Unmut in der CDU: Merz muss sie vor den Kopf stoßen
Die Unzufriedenheit gegenüber Friedrich Merz wächst, dabei ist er noch nicht mal Kanzler. Aber die Kritik haben sich er und Union selbst eingebrockt.

D er Unmut in der CDU ist groß: wegen des Glaubwürdigkeitsproblems, das sich die Partei mit ihrer Kehrtwende in der Schuldenfrage eingehandelt hat. Wegen des Eindrucks, dass die Union in den Koalitionsverhandlungen zu viele Zugeständnisse macht. Und wegen der Sorge, dass die SPD als Sieger vom Platz gehen könnte, obwohl diese doch der große Verlierer der Bundestagswahl war.
Nun finden die entscheidenden Verhandlungen erst in dieser Woche statt, es ist also noch gar nicht absehbar, wer am Ende wie viel durchgesetzt haben wird. Auch müssen in einer Koalition, wenn sie funktionieren soll, alle Seiten ihre Punkte machen können. Doch von alldem mal abgesehen: Einen Teil dieser Misere haben sich CDU und CSU selbst eingebrockt.
Migration, Wirtschaft, Finanzen – für viele dieser komplexen Probleme haben sie im Wahlkampf einfache Lösungen versprochen. Ganz so, als könne die Union nach der Wahl einen Schalter umlegen und dann würde vielleicht nicht alles gut, aber zumindest sofort vieles besser. Dass die so produzierten Erwartungen jetzt enttäuscht werden müssen, war absehbar. Auch haben viele Christdemokrat*innen durch ihr lustvolles Grünen-Bashing und den Ausschluss von Schwarz-Grün à la CSU genau das erreicht, was das Verhandeln für die Union nun erschwert: Sie ist auf die SPD als Koalitionspartner angewiesen.
Ein großer Teil des Unmuts wird sich vermutlich legen, wenn der Koalitionsvertrag verhandelt und Merz Kanzler ist. Problematisch aber für Merz bleibt, dass die schärfste Kritik ausgerechnet von jenen kommt, die über Jahre seine treuesten Unterstützer waren: die Junge Union, Wirtschaftsliberale und radikalisierte Konservative in der Partei.
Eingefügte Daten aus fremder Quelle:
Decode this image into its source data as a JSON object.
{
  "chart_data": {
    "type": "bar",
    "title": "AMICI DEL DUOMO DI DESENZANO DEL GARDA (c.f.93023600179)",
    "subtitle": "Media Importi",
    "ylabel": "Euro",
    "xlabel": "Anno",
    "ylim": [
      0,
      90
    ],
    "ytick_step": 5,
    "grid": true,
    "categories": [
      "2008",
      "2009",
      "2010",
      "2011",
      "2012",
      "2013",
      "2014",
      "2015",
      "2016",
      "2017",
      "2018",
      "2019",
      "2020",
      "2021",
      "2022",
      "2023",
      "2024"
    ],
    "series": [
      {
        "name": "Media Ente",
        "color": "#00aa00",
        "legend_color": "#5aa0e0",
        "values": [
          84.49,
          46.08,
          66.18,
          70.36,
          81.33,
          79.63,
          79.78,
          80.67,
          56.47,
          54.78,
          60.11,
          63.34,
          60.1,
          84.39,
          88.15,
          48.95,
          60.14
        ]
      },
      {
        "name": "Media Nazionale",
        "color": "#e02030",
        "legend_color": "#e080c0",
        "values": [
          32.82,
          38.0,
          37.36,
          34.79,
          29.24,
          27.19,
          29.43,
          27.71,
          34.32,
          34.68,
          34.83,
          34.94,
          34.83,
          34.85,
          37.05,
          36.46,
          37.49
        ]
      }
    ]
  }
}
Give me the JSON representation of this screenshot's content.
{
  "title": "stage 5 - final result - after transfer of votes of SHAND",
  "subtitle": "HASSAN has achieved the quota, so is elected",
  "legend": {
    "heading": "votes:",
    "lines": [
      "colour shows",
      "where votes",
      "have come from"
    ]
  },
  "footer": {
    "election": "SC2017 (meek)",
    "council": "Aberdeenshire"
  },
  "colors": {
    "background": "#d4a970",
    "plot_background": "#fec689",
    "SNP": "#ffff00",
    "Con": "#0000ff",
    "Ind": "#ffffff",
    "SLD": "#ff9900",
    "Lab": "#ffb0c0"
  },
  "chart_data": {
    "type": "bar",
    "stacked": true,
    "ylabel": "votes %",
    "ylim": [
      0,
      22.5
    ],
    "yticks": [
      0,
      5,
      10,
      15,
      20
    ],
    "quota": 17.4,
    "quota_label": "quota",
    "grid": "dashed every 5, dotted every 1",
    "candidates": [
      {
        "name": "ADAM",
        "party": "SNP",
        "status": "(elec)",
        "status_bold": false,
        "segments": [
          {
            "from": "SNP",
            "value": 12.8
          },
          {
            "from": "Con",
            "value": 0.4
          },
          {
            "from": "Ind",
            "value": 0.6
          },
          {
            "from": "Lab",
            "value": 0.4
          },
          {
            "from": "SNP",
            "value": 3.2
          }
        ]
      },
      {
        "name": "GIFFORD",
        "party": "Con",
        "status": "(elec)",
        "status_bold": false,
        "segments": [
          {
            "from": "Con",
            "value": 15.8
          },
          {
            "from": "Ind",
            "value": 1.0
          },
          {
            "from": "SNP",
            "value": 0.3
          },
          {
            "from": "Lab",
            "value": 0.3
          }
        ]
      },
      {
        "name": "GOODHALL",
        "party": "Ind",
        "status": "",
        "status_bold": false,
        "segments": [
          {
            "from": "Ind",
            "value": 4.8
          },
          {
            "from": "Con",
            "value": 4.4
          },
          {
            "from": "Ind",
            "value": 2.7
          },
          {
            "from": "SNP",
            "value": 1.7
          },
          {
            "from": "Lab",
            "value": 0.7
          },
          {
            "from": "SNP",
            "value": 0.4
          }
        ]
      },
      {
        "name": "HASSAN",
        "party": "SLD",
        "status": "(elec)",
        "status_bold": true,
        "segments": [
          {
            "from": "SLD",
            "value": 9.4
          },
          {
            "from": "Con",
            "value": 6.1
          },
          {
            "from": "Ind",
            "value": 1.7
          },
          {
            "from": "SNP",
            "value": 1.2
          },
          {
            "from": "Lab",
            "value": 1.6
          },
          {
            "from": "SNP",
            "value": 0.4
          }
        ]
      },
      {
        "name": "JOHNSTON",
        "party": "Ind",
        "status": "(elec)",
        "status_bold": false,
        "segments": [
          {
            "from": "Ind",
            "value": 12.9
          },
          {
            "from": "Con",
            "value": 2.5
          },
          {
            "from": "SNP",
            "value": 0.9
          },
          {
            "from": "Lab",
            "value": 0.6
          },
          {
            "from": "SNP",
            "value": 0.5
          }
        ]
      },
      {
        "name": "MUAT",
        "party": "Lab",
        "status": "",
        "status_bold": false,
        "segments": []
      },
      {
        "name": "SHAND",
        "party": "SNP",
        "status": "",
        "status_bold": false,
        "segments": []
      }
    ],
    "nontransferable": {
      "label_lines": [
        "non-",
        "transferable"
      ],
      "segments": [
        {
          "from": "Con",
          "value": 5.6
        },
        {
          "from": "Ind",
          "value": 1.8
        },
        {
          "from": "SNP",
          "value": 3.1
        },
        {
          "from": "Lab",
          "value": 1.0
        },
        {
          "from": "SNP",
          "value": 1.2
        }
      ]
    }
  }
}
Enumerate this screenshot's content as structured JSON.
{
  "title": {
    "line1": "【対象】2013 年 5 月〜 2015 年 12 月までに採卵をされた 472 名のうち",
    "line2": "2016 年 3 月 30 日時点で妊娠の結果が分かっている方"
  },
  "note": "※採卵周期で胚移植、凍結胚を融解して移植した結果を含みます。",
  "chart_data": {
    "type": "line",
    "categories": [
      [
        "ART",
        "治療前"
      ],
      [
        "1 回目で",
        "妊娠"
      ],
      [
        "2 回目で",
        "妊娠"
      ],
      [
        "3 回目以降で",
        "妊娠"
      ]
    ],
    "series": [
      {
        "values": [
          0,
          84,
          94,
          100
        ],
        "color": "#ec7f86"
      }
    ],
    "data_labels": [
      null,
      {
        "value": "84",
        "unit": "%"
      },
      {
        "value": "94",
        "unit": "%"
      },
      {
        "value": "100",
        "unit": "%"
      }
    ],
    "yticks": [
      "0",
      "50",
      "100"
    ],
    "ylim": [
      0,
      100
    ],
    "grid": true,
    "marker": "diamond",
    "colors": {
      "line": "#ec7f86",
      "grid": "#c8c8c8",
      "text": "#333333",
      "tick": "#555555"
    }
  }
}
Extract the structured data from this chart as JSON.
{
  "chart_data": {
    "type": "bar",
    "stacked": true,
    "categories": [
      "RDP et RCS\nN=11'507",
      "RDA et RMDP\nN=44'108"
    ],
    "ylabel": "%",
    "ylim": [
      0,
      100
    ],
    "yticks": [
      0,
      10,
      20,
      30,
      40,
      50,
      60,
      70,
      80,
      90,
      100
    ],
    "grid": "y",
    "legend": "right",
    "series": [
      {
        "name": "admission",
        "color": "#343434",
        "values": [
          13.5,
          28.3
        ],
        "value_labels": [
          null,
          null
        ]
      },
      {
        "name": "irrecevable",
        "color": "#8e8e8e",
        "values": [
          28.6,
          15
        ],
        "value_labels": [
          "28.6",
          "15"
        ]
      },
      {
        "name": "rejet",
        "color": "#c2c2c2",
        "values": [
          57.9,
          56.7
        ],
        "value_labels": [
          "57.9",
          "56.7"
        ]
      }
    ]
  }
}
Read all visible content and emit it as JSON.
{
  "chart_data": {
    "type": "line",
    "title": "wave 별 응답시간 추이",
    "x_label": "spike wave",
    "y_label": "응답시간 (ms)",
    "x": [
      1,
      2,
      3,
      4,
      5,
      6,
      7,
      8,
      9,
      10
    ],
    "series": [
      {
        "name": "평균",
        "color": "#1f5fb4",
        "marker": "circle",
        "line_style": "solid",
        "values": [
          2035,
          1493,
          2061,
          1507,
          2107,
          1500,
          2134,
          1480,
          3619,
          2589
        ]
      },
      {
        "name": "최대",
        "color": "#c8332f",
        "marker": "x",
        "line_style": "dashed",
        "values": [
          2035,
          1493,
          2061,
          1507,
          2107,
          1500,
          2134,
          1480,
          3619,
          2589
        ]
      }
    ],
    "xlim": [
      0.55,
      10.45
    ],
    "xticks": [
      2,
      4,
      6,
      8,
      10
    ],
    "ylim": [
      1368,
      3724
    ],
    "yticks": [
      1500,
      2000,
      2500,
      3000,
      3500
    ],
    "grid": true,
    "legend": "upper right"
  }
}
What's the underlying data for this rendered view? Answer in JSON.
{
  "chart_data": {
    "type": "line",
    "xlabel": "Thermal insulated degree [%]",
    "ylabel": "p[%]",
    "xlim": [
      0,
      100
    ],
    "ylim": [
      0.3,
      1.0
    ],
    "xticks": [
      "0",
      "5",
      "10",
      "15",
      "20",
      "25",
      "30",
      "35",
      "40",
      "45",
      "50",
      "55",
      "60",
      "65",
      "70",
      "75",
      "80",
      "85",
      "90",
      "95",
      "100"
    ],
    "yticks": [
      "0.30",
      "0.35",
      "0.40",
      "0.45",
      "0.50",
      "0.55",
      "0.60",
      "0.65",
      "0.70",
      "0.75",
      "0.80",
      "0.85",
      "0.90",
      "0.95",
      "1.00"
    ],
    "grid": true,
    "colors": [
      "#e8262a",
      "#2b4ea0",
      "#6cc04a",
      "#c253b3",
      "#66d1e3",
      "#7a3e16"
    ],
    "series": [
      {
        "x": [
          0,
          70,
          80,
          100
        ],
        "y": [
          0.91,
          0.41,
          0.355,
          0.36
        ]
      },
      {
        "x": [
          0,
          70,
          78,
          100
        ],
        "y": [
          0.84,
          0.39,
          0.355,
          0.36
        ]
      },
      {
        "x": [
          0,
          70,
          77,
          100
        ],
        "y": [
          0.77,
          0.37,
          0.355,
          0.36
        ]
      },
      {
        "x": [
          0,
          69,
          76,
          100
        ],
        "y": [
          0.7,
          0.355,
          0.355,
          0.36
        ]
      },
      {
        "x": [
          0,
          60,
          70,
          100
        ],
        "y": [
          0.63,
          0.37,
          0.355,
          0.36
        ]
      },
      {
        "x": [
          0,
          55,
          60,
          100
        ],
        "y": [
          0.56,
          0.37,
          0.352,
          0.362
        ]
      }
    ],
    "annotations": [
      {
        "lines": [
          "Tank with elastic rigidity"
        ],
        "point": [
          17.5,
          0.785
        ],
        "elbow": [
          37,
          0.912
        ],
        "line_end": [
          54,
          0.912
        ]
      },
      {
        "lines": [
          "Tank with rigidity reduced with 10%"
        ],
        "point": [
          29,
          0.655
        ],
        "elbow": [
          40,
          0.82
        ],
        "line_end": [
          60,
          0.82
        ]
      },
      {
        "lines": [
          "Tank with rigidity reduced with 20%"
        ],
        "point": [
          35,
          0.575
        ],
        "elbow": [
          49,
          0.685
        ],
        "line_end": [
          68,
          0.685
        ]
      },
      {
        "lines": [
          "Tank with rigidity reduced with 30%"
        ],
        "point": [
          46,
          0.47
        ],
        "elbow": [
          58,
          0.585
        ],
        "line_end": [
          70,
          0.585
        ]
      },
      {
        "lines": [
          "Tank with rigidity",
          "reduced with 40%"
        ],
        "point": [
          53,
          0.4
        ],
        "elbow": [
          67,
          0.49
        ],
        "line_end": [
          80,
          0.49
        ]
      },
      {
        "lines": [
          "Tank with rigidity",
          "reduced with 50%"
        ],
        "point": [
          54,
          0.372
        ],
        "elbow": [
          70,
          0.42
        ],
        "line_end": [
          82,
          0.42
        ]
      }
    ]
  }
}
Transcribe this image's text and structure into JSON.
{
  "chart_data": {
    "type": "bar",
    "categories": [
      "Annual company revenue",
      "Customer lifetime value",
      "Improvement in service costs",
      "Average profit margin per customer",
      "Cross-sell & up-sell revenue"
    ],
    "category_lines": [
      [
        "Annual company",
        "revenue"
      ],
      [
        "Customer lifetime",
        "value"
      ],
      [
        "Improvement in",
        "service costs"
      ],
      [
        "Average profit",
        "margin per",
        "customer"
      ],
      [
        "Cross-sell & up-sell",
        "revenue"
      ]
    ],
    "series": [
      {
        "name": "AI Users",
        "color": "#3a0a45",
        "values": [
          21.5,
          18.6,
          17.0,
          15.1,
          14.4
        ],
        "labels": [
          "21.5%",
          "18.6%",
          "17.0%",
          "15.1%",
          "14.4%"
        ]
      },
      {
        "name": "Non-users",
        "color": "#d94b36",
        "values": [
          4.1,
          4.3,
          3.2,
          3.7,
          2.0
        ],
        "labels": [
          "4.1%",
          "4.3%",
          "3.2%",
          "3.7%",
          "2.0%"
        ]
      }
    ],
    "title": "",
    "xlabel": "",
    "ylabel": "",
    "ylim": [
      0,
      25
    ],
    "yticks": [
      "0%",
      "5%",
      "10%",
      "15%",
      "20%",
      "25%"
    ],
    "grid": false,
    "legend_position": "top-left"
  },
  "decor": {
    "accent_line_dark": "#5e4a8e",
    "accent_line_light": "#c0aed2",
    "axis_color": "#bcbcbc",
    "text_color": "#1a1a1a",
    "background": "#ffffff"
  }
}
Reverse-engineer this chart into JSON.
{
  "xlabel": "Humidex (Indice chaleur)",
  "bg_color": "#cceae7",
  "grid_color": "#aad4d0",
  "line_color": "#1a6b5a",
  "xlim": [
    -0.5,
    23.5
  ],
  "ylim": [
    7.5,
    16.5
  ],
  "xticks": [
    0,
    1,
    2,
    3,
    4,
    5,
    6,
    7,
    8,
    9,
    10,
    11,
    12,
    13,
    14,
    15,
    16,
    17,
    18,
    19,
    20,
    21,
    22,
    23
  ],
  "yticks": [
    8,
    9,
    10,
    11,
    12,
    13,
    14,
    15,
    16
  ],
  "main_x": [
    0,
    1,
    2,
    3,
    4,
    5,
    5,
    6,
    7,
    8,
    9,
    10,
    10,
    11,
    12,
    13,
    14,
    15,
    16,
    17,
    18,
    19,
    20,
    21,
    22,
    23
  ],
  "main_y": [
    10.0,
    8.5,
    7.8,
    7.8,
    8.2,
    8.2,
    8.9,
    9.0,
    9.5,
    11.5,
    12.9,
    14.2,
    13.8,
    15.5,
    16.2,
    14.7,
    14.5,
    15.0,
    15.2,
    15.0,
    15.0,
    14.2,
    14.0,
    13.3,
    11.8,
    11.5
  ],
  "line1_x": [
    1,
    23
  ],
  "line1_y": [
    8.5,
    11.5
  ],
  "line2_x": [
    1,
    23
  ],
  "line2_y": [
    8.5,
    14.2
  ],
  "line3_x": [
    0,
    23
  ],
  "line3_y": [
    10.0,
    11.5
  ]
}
Sie muss Merz nun vor den Kopf stoßen – und dabei geht es nicht um Details beim Bürgergeld oder bei der Migration. Manche von Merz’ einstigen engsten Verbündeten sind mit einer Politik der Mitte schlicht nicht mehr einverstanden. Die Alternative dazu aber wäre eine Öffnung in Richtung AfD. Merz muss sich entscheiden, welchen Weg er will.